A Comissão Europeia completou hoje a sua avaliação dos planos orçamentais dos países do euro, tendo já considerado as previsões económicas e orçamentais publicadas este mês, bem como diversas consultas com os Estados-membros.

Quanto a Portugal, o executivo comunitário concluiu que a proposta de Orçamento do Estado para 2017 (OE2017) apresentada pelo Governo está em "risco de incumprimento" das regras europeias a que o país está obrigado, mas que o desvio face à trajetória recomendada é ligeiro.

Ainda em matéria de desempenho orçamental, Bruxelas antecipa que Portugal deverá "respeitar o valor de referência" para o défice orçamental de 3% "este ano", podendo encerrar o Procedimento por Défices Excessivos (PDE) se realizar uma correção "atempada e sustentável".

Havia ainda uma outra decisão a ser tomada pela Comissão - a relativa à suspensão dos fundos comunitários a partir de 2017: Bruxelas entendeu não apresentar qualquer proposta de suspensão de fundos a Portugal, após concluir que, em função da "ação efetiva" realizada pelas autoridades nacionais, o PDE deve ser suspenso.

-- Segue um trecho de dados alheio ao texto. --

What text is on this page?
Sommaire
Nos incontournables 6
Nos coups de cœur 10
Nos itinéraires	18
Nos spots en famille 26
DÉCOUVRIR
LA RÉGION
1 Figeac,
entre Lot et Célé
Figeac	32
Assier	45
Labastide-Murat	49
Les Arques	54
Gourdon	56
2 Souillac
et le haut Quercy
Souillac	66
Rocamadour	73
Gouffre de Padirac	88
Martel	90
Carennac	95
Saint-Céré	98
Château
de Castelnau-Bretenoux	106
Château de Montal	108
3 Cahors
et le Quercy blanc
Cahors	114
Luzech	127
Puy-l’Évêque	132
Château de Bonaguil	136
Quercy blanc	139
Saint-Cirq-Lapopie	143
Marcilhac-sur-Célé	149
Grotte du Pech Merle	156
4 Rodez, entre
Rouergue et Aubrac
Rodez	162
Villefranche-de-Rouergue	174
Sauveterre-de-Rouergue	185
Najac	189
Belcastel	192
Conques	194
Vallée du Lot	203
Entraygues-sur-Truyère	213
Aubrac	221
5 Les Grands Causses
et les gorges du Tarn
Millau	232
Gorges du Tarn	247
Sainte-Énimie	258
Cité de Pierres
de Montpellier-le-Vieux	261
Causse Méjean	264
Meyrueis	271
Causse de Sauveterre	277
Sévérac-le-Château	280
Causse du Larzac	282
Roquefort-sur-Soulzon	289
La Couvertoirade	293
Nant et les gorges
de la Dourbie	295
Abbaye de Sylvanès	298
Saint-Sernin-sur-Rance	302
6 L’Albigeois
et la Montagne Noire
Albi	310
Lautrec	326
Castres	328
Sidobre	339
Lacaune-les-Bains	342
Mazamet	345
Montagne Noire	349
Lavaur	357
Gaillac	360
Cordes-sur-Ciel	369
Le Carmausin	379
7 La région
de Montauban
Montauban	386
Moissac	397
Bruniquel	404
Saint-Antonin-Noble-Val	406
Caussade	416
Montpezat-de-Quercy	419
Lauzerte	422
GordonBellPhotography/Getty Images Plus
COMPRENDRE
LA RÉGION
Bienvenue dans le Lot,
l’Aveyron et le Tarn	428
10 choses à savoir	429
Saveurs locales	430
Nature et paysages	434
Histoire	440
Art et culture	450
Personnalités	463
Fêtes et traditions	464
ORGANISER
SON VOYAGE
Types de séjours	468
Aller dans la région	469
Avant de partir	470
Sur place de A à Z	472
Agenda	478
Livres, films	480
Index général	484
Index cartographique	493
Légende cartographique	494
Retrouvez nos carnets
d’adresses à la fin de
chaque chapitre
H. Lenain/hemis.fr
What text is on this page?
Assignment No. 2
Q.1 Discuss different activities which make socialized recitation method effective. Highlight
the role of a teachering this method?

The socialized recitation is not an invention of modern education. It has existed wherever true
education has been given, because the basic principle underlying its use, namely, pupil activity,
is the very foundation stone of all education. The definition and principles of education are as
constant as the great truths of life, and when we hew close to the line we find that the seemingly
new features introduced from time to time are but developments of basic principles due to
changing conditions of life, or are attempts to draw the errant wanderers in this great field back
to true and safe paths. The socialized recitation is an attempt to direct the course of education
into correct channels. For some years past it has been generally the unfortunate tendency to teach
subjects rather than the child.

Apesar de identificar um "risco de incumprimento" relativamente ao esboço orçamental português, o vice-presidente responsável pelo Euro, Valdis Dombrovskis, e o comissário dos Assuntos Económicos, Pierre Moscovici, congratularam-se com o que consideraram ser uma "boa notícia", referindo-se à decisão de Bruxelas de não propor uma suspensão parcial de fundos a Portugal devido ao défice excessivo.

Referindo-se aos dados do crescimento económico de Portugal no terceiro trimestre, conhecidos na terça-feira, Moscovici afirmou que esta informação "mostra claramente que os riscos parecem contidos, desde que as necessárias medidas orçamentais sejam tomadas".

"Em termos concretos, isso significa que Portugal não precisa de apresentar medidas adicionais para 2017 desde que os riscos identificados não se materializem, e temos hoje uma esperança razoável de que não se materializem”, declarou o comissário europeu.

A partir de Marrocos, o primeiro-ministro, António Costa, já se congratulou com as decisões europeias de hoje relativamente a Portugal, afirmando que o Governo só pode "estar otimista relativamente a 2017 quanto ao sinal que isto representa em termos de confiança nas finanças públicas portuguesas"

"Objetivamente hoje a Comissão Europeia reconheceu várias coisas: Em 2016 tivemos uma ação efetiva no controlo das finanças públicas e, por isso, temos a expectativa de podermos sair do PDE. Em segundo lugar, há um cancelamento do processo relativo às sanções e, relativamente ao Orçamento para 2017, os riscos de incumprimentos são bastante limitados", afirmou.

Também os eurodeputados do PS enalteceram a deliberação da Comissão Europeia de não suspender os fundos a Portugal, felicitando o Governo pela "intransigente defesa do interesse nacional".

Pelo PCP, um dos partidos que apoia o Governo no parlamento, a vice-líder da bancada comunista no parlamento Paula Santos saudou este desfecho, mas disse que as decisões hoje tomadas na Europa em relação a Portugal não apagam "pressões" e "constrangimentos" sobre o país.

"A decisão da União Europeia em relação a essas duas questões não apaga o longo período pelo qual o nosso país e o nosso povo passaram de pressões e de chantagens inaceitáveis sobre as opções políticas tomadas, procurando condicionar essas opções", afirmou a deputada.

A eurodeputada Marisa Matias, do Bloco de Esquerda, comentou hoje que a aprovação do Orçamento do Estado de 2017 (OE2017) por Bruxelas sem a recomendação de medidas adicionais não deixa de ser “irónica” e deve ter “custado um bocadinho” à Comissão Europeia.

Já quanto à decisão do executivo comunitário de não suspender fundos a Portugal, a deputada do Bloco de Esquerda disse ser igualmente a correta, mas mostra que “foi um absurdo de tempo que se perdeu”.

Relativamente à aprovação do OE2017, Marisa Matias sublinhou o facto de Bruxelas não ter reclamado medidas adicionais, ao contrário do sucedido com planos orçamentais do anterior executivo, o que considera “irónico”.

Com um tom menos festivo, o líder do PSD, Pedro Passos Coelho, reconheceu que é "positivo" que a Comissão Europeia tenha dado 'luz verde' à proposta de Orçamento para 2017, mas reiterou que há alguns "riscos de incumprimento que são efetivos".

"Isso é sempre positivo e deve-se saudar que seja assim", afirmou o presidente social-democrata, alertando, no entanto, que Bruxelas chama a atenção para "alguns riscos de incumprimento que são efetivos" e que também já tinham sido apontados pelo Conselho de Finanças Públicas (CFP) e pela Unidade Técnica de Apoio Orçamental (UTAO).